Für ein Interesse an der Verkürzung dürfte indes das Argument der Rechtssicherheit sprechen; die anderen Gesellschafter haben ein Interesse daran, dass Rückabwicklungsbegehren von Mitgesellschaftern möglichst rasch bekannt werden.
Der Einwand des Klägers, in drei Jahren könnte der Erfolg des Fonds noch nicht abgesehen werden, geht am Problem vorbei. Bei der Frage der Angemessenheit einer kenntnisunabhängigen Verjährungsfrist muss vielmehr darauf abgestellt werden, ob die Prospektfehler in dieser Zeit erkennbar werden können. Dass dies nicht möglich ist, trägt der Kläger nicht vor und ist nicht ersichtlich.
Auch im Hinblick auf § 309 Nr. 7 BGB ist die Klausel nicht problematisch, weil sie die Haftung für grobes Verschulden nicht generell ausschließt.
Gleiches gilt für § 305 c BGB. Im Urteil vom 11.12.2003, III ZR 118/03, hat der BGH eine Klausel zur Verjährungsverkürzung für überraschend gehalten, wenn sie auch einen Dritten - hier einen selbstständigen im Vertrieb tätigten Unternehmer - von der Haftung freistellt. Das ist hier nicht einschlägig.
3. Überdies hat der erkennende Senat, wie in der mündlichen Verhandlung erörtert, weiterhin Zweifel daran, ob die Beteiligung des Klägers nach § 138 BGB nicht als unwirksam angesehen werden muss, weil das Fondskonzept sittenwidrig ist.
Der Fonds will für seine Gesellschafter dadurch Gewinne erzielen, dass er US-amerikanische Lebensversicherungen von den Begünstigten aufkauft, und zwar in der Erwartung, dass die Versicherungsleistung so zeitig fällig wird, dass diese die Prämienzahlungen übersteigt.
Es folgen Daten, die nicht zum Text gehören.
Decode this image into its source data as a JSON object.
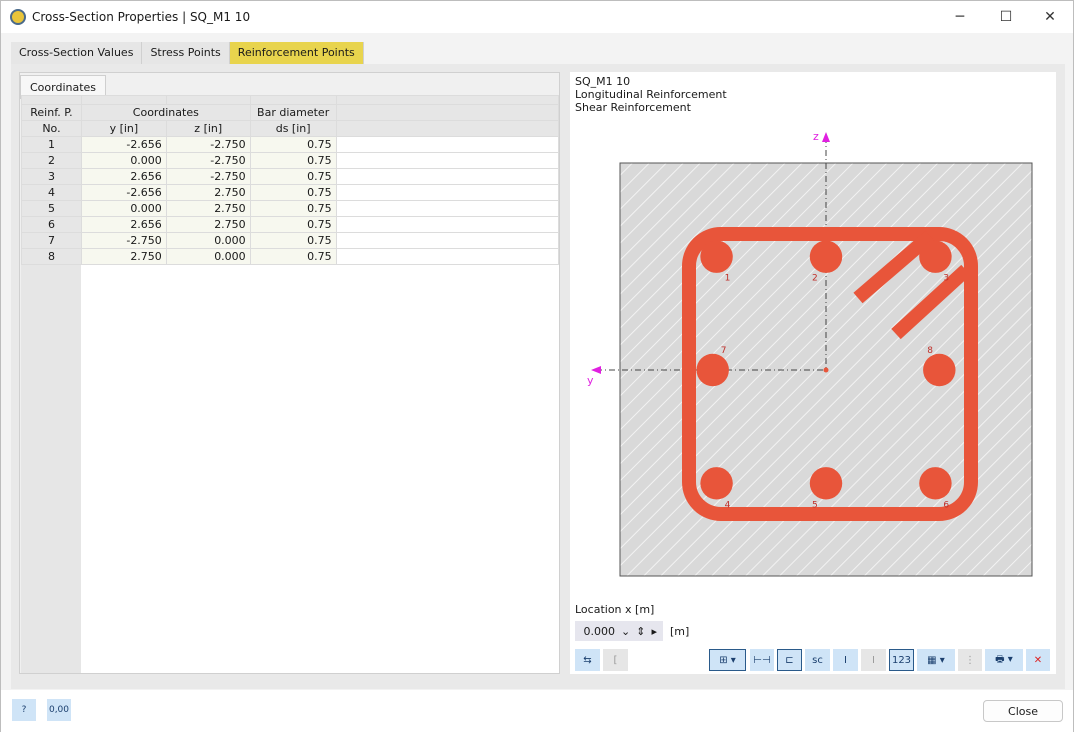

Die Rentabilität der Anlage hängt damit in entscheidender Weise von der weiteren Lebenserwartung der versicherten Person ab. Das bedeutet aber nichts anderes, als dass der Anleger wirtschaftlich gesehen darauf hoffen muss, dass möglichst viele Versicherte kein hohes Lebensalter erreichen, sondern frühzeitig versterben. Ein solches Fondskonzept erscheint ethisch ausgesprochen fraglich, selbst wenn man berücksichtigt, dass die Versicherten durch den Verkauf ihrer Lebensversicherungen einen wirtschaftlichen Vorteil erlangen.
Die Frage muss hier jedoch nicht abschließend entschieden werden. Die Klageforderung wäre nämlich auch in diesem Falle unbegründet.
Die Unwirksamkeit des Beitritts würde in diesem Fall in Bezug auf die von dem Kläger als Anleger geleisteten Einlagen zwar zu einem bereicherungsrechtlichen Rückforderungsansprüchen führen, dieser wäre jedoch wegen § 817 BGB ausgeschlossen wäre, weil der Kläger durch seine Beteiligung an dem Fonds ebenfalls sittenwidrig handelt.
4. Bei dieser Sachlage kann dahinstehen, ob die beanstandeten Prospektfehler überhaupt vorliegen und ob sich der Kläger Steuervorteile, die er durch seine Anlage erzielt hat, unter dem Gesichtspunkt der Vorteilsausgleichung auf einen Schadenersatzanspruch würde anrechnen lassen müssen.
Die Kostenentscheidung folgt aus § 97 ZPO.
Der Ausspruch zur vorläufigen Vollstreckbarkeit hat seine Grundlage in §§ 708 Nr. 10, 711, 713 ZPO.
Die Revision war nicht zuzulassen, weil die Voraussetzungen des § 543 II ZPO nicht vorliegen.